For the libfoo example above this would be:

./dev/external_subtrees.py --update libfoo


This will create two commits to the repository. The first will squash all the upstream changes, the second will merge those changes into the current branch.

## Subtree Rational¶

VTR uses subtrees to allow easy tracking of upstream dependencies.

• Works out-of-the-box: no actions needed post checkout to pull in dependencies (e.g. no git submodule update --init --recursive)

• Simplified upstream version tracking

• Potential for local changes (although in VTR we do not use this to make keeping in sync easier)

See here for a more detailed discussion.

# Finding Bugs with Coverity¶

Coverity Scan is a static code analysis service which can be used to detect bugs.

## Browsing Defects¶

To view defects detected do the following:

1. Get a coverity scan account

Contact a project maintainer for an invitation.

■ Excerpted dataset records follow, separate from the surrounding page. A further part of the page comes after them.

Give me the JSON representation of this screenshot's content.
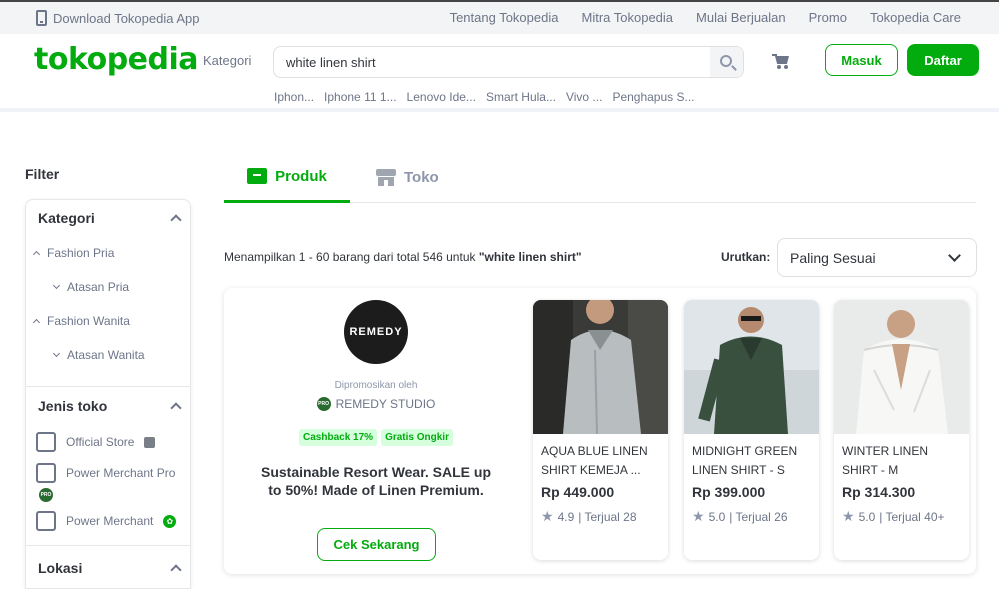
{
  "topbar": {
    "app_label": "Download Tokopedia App",
    "links": [
      "Tentang Tokopedia",
      "Mitra Tokopedia",
      "Mulai Berjualan",
      "Promo",
      "Tokopedia Care"
    ]
  },
  "header": {
    "logo": "tokopedia",
    "kategori": "Kategori",
    "search_value": "white linen shirt",
    "masuk": "Masuk",
    "daftar": "Daftar",
    "suggestions": [
      "Iphon...",
      "Iphone 11 1...",
      "Lenovo Ide...",
      "Smart Hula...",
      "Vivo ...",
      "Penghapus S..."
    ]
  },
  "filter": {
    "title": "Filter",
    "kategori_title": "Kategori",
    "categories": [
      "Fashion Pria",
      "Atasan Pria",
      "Fashion Wanita",
      "Atasan Wanita"
    ],
    "jenis_toko_title": "Jenis toko",
    "store_types": [
      "Official Store",
      "Power Merchant Pro",
      "Power Merchant"
    ],
    "pro_badge": "PRO",
    "lokasi_title": "Lokasi"
  },
  "tabs": {
    "produk": "Produk",
    "toko": "Toko"
  },
  "results": {
    "prefix": "Menampilkan 1 - 60 barang dari total 546 untuk ",
    "query": "\"white linen shirt\"",
    "sort_label": "Urutkan:",
    "sort_value": "Paling Sesuai"
  },
  "promo": {
    "brand": "REMEDY",
    "promoted_by": "Dipromosikan oleh",
    "store_name": "REMEDY STUDIO",
    "chips": [
      "Cashback 17%",
      "Gratis Ongkir"
    ],
    "description": "Sustainable Resort Wear. SALE up to 50%! Made of Linen Premium.",
    "cta": "Cek Sekarang"
  },
  "products": [
    {
      "name": "AQUA BLUE LINEN SHIRT KEMEJA ...",
      "price": "Rp 449.000",
      "rating": "4.9",
      "sold": "| Terjual 28"
    },
    {
      "name": "MIDNIGHT GREEN LINEN SHIRT - S",
      "price": "Rp 399.000",
      "rating": "5.0",
      "sold": "| Terjual 26"
    },
    {
      "name": "WINTER LINEN SHIRT - M",
      "price": "Rp 314.300",
      "rating": "5.0",
      "sold": "| Terjual 40+"
    }
  ],
  "colors": {
    "brand_green": "#03ac0e",
    "text": "#31353b",
    "muted": "#6d7588"
  }
}
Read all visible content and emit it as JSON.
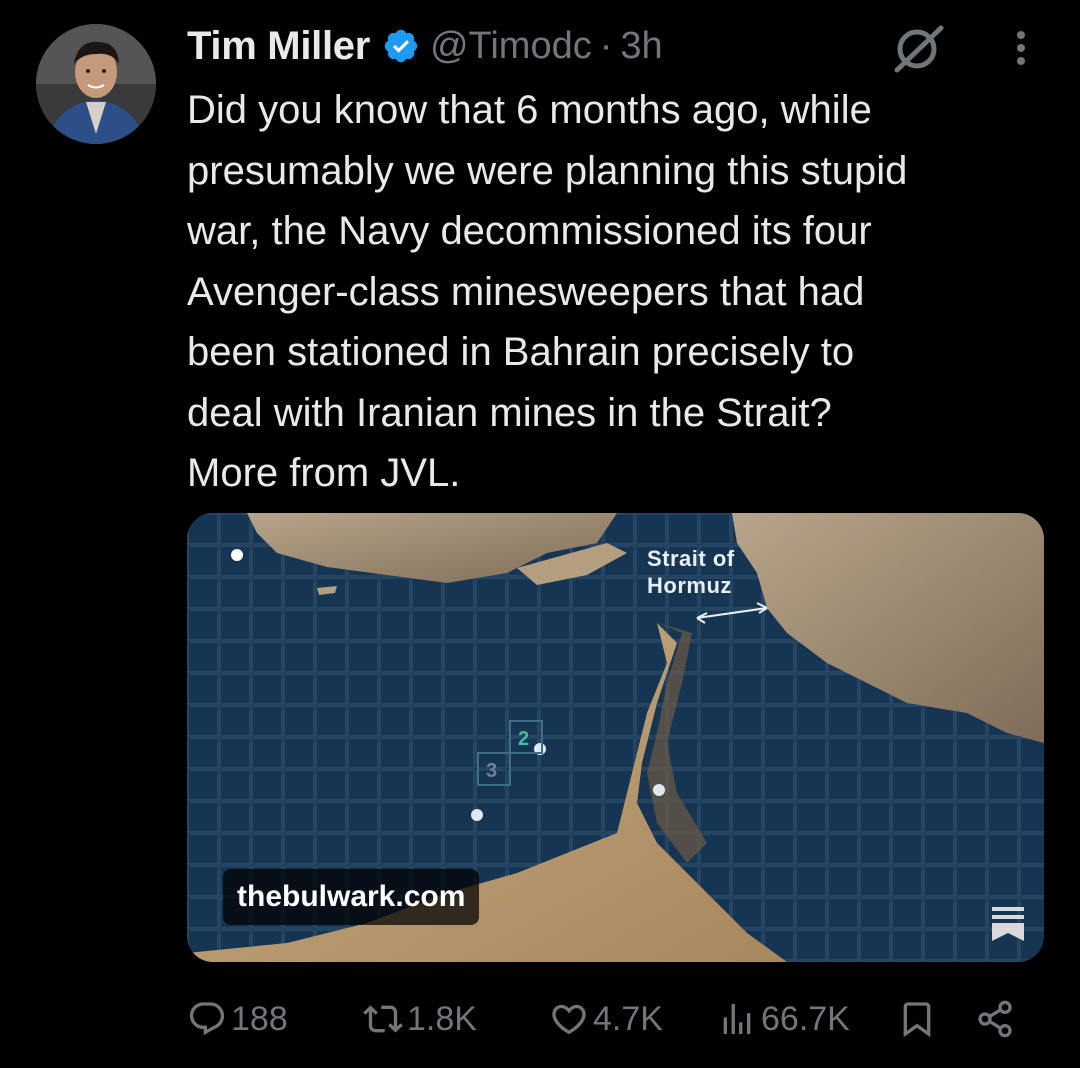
{
  "tweet": {
    "author": {
      "name": "Tim Miller",
      "handle": "@Timodc",
      "separator": "·",
      "time": "3h",
      "avatar_icon": "avatar-photo",
      "verified_icon": "verified-badge-icon"
    },
    "text": "Did you know that 6 months ago, while\npresumably we were planning this stupid\nwar, the Navy decommissioned its four\nAvenger-class minesweepers that had\nbeen stationed in Bahrain precisely to\ndeal with Iranian mines in the Strait?\nMore from JVL.",
    "header_icons": [
      "grok-icon",
      "more-options-icon"
    ]
  },
  "card": {
    "domain": "thebulwark.com",
    "map_label": "Strait of\nHormuz",
    "grid_markers": [
      "2",
      "3"
    ],
    "corner_icon": "article-icon"
  },
  "actions": {
    "reply_count": "188",
    "retweet_count": "1.8K",
    "like_count": "4.7K",
    "view_count": "66.7K",
    "icons": [
      "reply-icon",
      "retweet-icon",
      "like-icon",
      "views-icon",
      "bookmark-icon",
      "share-icon"
    ]
  },
  "colors": {
    "background": "#000000",
    "text_primary": "#e7e9ea",
    "text_secondary": "#71767b",
    "verified_blue": "#1d9bf0"
  }
}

2. Browse the existing defects through the coverity web interface

## Submitting a build¶

To submit a build to coverity do the following:

2. Configure VTR to perform a debug build. This ensures that all assertions are enabled, without assertions coverity may report bugs that are guarded against by assertions. We also set VTR asserts to the highest level.

#From the VTR root
mkdir -p build
cd build
CC=gcc CXX=g++ cmake -DCMAKE_BUILD_TYPE=debug -DVTR_ASSERT_LEVEL=3 ..


Note that we explicitly asked for gcc and g++, the coverity build tool defaults to these compilers, and may not like the default ‘cc’ or ‘c++’ (even if they are linked to gcc/g++).

1. Run the coverity build tool

#From the build directory where we ran cmake
cov-build --dir cov-int make -j8

2. Archive the output directory

tar -czvf vtr_coverity.tar.gz cov-int

3. Submit the archive through the coverity web interface

Once the build has been analyzed you can browse the latest results through the coverity web interface

## No files emitted¶

If you get the following warning from cov-build:

[WARNING] No files were emitted.


You may need to configure coverity to ‘know’ about your compiler. For example:

shell
cov-configure --compiler which gcc-7



On unix-like systems run scan-build make from the root VTR directory. to output the html analysis to a specific folder, run scan-build make -o /some/folder

# Release Procedures¶

## General Principles¶

We periodically make ‘official’ VTR releases. While we aim to keep the VTR master branch stable through-out development some users prefer to work of off an official release. Historically this has coincided with the publishing of a paper detailing and carefully evaluating the changes from the previous VTR release. This is particularly helpful for giving academics a named baseline version of VTR to which they can compare which has a known quality.

In preparation for a release it may make sense to produce ‘release candidates’ which when fully tested and evaluated (and after any bug fixes) become the official release.

## Checklist¶

The following outlines the procedure to following when making an official VTR release:

• Check the code compiles on the list of supported compilers

• Check that all regression tests pass functionality

• Update regression test golden results to match the released version

• Check that all regression tests pass QoR

• Create a new entry in the CHANGELOG.md for the release, summarizing at a high-level user-facing changes

• Increment the version number (set in root CMakeLists.txt)

• Create a git annotated tag (e.g. v8.0.0) and push it to github

• GitHub will automatically create a release based on the tag

• Add the new change log entry to the GitHub release description

• Update the ReadTheDocs configuration to build and serve documentation for the relevant tag (e.g. v8.0.0)

• Send a release announcement email to the vtr-announce mailing list (make sure to thank all contributors!)